Overseas property news - Ski home prices get a lift uphill

Ski home prices get a lift uphill

Photo credit: KitLKat

The average value of ski homes around the world rose 4.6 per cent in the year to June, outperforming luxury homes in many locations, according to the consultants’ latest prime ski property index.

The report, which tracks ski property in 18 resorts, shows values grew 4.6 per cent, marking a strong upward trajectory compared to the 0.9 per cent fall year-on-year recorded in June 2012. Ski property prices are now 11.9 per cent higher than the record low recorded in the second quarter of 2009.

The prices are being pushed up by rising demand from wealthy investors, who are competing for a limiting supply of real estate. The property’s lifestyle advantages and potential for further capital growth continues to attract investors. Indeed, in South Lake Tahoe and Queenstown (New Zealand), prices rose by a staggering average of 20.9 per cent and 18.6 per cent respectively annually.

In past years, Swiss resorts have dominated the Knight Frank rankings, ahead of the French Alps and, further down the table, North American and Russian resorts. Now, though, the rankings are for more evenly distributed, with Zermatt and Davos enjoying the strongest annual price growth, closely followed by France’s Morzine and Chamonix, where values jumped 8.5 per cent and 8 per cent respectively.

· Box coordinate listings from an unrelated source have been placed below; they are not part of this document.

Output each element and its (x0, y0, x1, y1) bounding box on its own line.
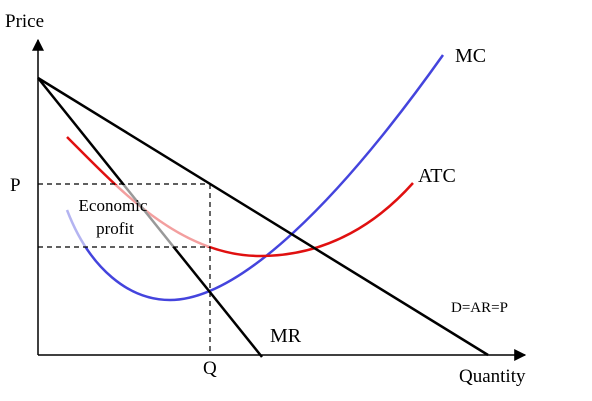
region-label: Economic (79, 196, 148, 215)
mr-label: MR (270, 325, 302, 347)
atc-curve (66, 136, 414, 258)
x-axis-label: Quantity (459, 366, 526, 387)
profit-region (39, 185, 210, 247)
quantity-label: Q (203, 358, 217, 379)
demand-line (37, 76, 489, 357)
demand-label: D=AR=P (451, 300, 508, 316)
price-label: P (10, 175, 21, 196)
region-label: profit (96, 219, 134, 238)
mc-curve (65, 54, 445, 302)
mc-label: MC (455, 45, 486, 67)
atc-label: ATC (418, 165, 456, 187)
y-axis-label: Price (5, 11, 44, 32)
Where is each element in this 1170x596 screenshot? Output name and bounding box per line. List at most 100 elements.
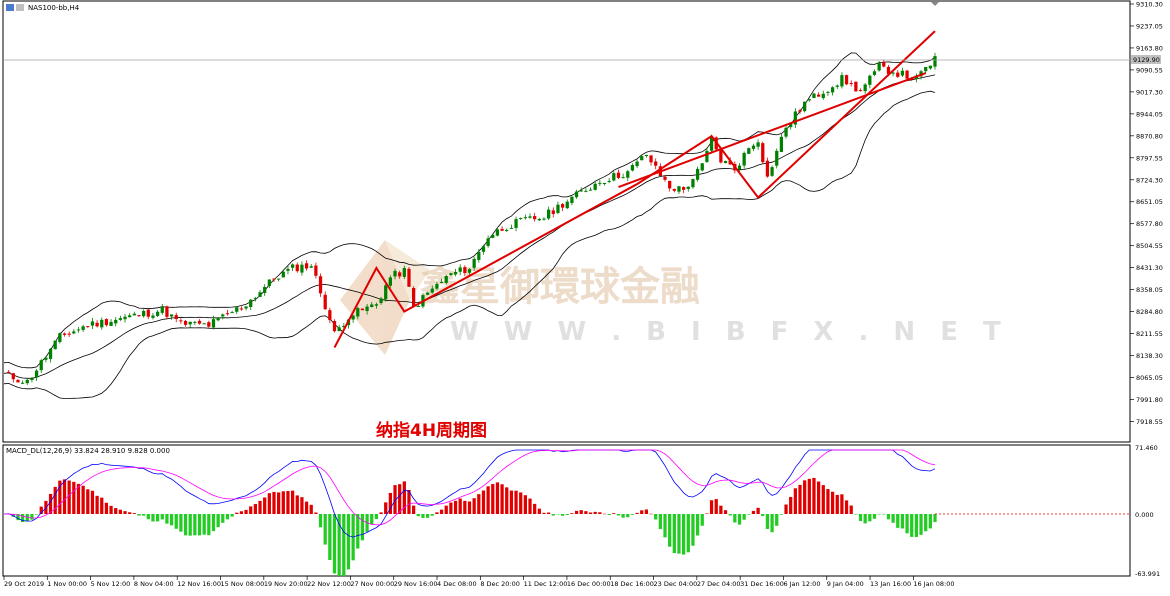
candle-body	[188, 321, 192, 325]
candle-body	[635, 161, 639, 167]
candle-body	[523, 217, 527, 219]
candle-body	[570, 196, 574, 204]
macd-histogram-bar	[519, 492, 523, 514]
macd-histogram-bar	[263, 497, 267, 514]
candle-body	[565, 201, 569, 209]
macd-histogram-bar	[826, 489, 830, 514]
candle-body	[886, 66, 891, 75]
price-tick-label: 8138.30	[1136, 352, 1163, 360]
price-tick-label: 8651.05	[1136, 198, 1163, 206]
candle-body	[314, 265, 318, 276]
candle-body	[384, 285, 388, 300]
macd-histogram-bar	[905, 514, 909, 534]
macd-histogram-bar	[602, 513, 607, 515]
price-tick-label: 9090.55	[1136, 66, 1163, 74]
time-tick-label: 27 Dec 04:00	[697, 580, 741, 588]
macd-histogram-bar	[402, 481, 406, 514]
macd-histogram-bar	[695, 514, 700, 536]
macd-histogram-bar	[728, 514, 732, 516]
candle-body	[174, 315, 178, 319]
candle-body	[444, 276, 448, 283]
candle-body	[211, 319, 216, 328]
candle-body	[686, 186, 690, 189]
candle-body	[858, 90, 863, 92]
macd-histogram-bar	[584, 511, 588, 514]
macd-indicator	[3, 449, 937, 576]
chart-title: 纳指4H周期图	[376, 420, 487, 441]
candle-body	[705, 150, 709, 162]
macd-histogram-bar	[337, 514, 341, 576]
time-tick-label: 23 Dec 04:00	[654, 580, 698, 588]
candle-body	[62, 333, 67, 335]
candle-body	[272, 278, 276, 280]
macd-histogram-bar	[407, 489, 411, 514]
macd-histogram-bar	[183, 514, 188, 536]
bollinger-middle	[3, 74, 936, 379]
macd-histogram-bar	[579, 510, 583, 514]
watermark-en: W W W . B I B F X . N E T	[450, 317, 1009, 347]
macd-histogram-bar	[169, 514, 174, 526]
candle-body	[430, 288, 434, 293]
macd-histogram-bar	[295, 495, 299, 514]
macd-histogram-bar	[421, 514, 425, 518]
macd-histogram-bar	[104, 502, 109, 514]
macd-histogram-bar	[193, 514, 197, 536]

Despite this growth, though, sales have slowed slightly, partially due to the limited stock levels.

“Ski property owners are usually discretionary sellers with no pressing need to sell unless the ‘right’ price is achieved,” explains Kate Everett-Allen of Knight Frank’s International Residential Research.

“We expect sales activity to improve during the 2013/14 season as interest in ski homes spreads beyond Europe and North America to emerging centres of wealth.”